While less sophisticated than the Vedic,
the later classical Sanskrit also was carefully constructed language as the
word ‘Samskrita’ indicates. This explains the extraordinary perfection of its
grammar: the grammar used by Kalidasa 2000 years ago is the same as what we use
today. This is not true of any other
language, and it is no accident. Since the idea that it was brought by
invading Aryans has been demolished by science, we must look to indigenous
sources. Sanskrit is and will always remain the lynchpin of linguistics, not
any PIE or anything else. Sanskrit can do without PIE and has for thousands of
years but Indo-European Studies will collapse without Sanskrit.

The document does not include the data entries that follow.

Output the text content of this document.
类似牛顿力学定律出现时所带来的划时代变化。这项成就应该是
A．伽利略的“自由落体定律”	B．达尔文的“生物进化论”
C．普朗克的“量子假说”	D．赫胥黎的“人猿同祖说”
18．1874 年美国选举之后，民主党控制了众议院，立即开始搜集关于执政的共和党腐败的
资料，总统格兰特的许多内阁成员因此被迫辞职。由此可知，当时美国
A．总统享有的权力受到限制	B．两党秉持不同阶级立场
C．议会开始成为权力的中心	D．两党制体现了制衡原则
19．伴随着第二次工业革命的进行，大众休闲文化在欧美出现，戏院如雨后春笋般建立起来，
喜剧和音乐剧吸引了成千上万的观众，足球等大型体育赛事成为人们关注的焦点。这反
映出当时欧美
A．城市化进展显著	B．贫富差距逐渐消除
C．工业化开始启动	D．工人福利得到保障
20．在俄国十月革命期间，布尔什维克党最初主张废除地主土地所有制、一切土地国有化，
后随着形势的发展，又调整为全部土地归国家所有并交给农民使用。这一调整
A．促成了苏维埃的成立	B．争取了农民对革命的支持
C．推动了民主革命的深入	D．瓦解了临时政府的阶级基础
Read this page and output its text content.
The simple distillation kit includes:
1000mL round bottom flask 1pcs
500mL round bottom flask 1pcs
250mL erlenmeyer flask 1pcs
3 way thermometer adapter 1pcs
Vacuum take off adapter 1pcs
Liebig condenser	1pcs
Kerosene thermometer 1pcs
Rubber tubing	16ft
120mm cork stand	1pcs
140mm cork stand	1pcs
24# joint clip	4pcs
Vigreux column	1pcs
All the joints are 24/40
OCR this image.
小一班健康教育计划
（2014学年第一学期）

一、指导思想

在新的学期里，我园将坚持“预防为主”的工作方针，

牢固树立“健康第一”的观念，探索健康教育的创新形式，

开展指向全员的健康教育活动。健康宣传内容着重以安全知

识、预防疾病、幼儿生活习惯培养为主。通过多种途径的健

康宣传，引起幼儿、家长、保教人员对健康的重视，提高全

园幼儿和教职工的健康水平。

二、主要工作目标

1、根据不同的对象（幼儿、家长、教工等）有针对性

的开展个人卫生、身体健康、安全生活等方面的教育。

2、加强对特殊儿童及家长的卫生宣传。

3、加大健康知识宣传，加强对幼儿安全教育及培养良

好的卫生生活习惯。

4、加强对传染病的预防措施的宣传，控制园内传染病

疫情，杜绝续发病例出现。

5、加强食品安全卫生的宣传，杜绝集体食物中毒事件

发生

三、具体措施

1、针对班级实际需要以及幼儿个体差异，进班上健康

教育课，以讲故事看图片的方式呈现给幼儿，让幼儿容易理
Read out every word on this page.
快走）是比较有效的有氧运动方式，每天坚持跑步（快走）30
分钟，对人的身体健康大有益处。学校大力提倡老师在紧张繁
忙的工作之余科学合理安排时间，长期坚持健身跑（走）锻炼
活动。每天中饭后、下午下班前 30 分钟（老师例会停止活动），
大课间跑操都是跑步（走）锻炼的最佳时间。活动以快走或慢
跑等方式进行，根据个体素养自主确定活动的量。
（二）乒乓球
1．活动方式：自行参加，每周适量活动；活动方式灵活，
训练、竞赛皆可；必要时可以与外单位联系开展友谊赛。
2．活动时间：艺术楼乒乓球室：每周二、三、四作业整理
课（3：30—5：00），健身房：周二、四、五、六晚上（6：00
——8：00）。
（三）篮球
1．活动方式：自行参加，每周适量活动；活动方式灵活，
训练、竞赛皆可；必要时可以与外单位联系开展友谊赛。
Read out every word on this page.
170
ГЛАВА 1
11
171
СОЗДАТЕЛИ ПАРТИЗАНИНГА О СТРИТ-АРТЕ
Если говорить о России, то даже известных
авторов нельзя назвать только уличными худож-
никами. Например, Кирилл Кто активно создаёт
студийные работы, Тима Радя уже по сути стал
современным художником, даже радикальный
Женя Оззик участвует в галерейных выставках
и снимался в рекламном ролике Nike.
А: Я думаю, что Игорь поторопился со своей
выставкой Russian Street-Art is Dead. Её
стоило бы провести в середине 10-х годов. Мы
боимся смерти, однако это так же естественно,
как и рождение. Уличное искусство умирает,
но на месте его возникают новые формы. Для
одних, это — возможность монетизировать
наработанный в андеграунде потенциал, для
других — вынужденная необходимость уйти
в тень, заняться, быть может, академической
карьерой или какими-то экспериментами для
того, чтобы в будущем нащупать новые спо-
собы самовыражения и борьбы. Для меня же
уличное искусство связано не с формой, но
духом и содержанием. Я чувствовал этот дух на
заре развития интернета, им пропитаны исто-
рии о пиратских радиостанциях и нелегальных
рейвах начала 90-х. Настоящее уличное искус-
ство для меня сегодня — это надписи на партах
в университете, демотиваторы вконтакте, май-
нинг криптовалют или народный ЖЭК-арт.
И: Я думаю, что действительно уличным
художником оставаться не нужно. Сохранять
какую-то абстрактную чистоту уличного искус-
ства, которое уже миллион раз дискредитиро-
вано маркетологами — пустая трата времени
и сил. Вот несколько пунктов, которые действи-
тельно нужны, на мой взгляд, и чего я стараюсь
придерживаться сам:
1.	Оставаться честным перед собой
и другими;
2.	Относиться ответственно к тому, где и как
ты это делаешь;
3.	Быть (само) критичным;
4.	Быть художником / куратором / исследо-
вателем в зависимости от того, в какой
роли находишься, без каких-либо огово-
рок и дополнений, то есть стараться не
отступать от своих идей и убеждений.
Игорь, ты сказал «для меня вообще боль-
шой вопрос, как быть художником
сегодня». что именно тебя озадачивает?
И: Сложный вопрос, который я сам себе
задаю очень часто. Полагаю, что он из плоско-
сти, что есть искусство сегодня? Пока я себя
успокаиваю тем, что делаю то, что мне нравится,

India was (and is) pivotal because
of its strategic location and climate. Both land and sea routes—east-west as
well as north-south—are accessible from India. Also, India enjoys a subtropical
climate that allows both tropical and temperate flora and fauna to flourish.
The picture given here is by no
means definitive but decidedly more in agreement with scientific data and the
fossil record than linguistic theories like the AIT which must now be relegated
to the dustbin of history. Many details remain to be filled, but any new theory
must account for scientific data, especially from natural history and genetics,
and take also into account the vast time scales involved. Such momentous
developments as the evolution and spread of languages over half the world
cannot be squeezed into a few thousand years like the Biblical account of
Creation in 4004 BC on which AIT was based.
Note:
The author gratefully acknowledges valuable suggestions and
help from Dr. Stephen Oppenheimer, Dr. David Frawley, Dr. Premendra Priyadarshi
and Dr. Rosalie Wolfe. The material presented here is a summary only, keeping
in mind the fact not all the readers will be familiar with the highly technical
details relating to population genetics of humans as well as of the flora and
fauna on which it rests. It should be seen only as a framework for future
presentations and research. The author is currently working on the book Genes
of Time and the Birth of History in which fuller details will be
provided. The author would also like to remark that the research and the
methodology followed here owe nothing to the so-called Out of India Theory or
the OIT, which the author sees as little better than the now discredited AIT.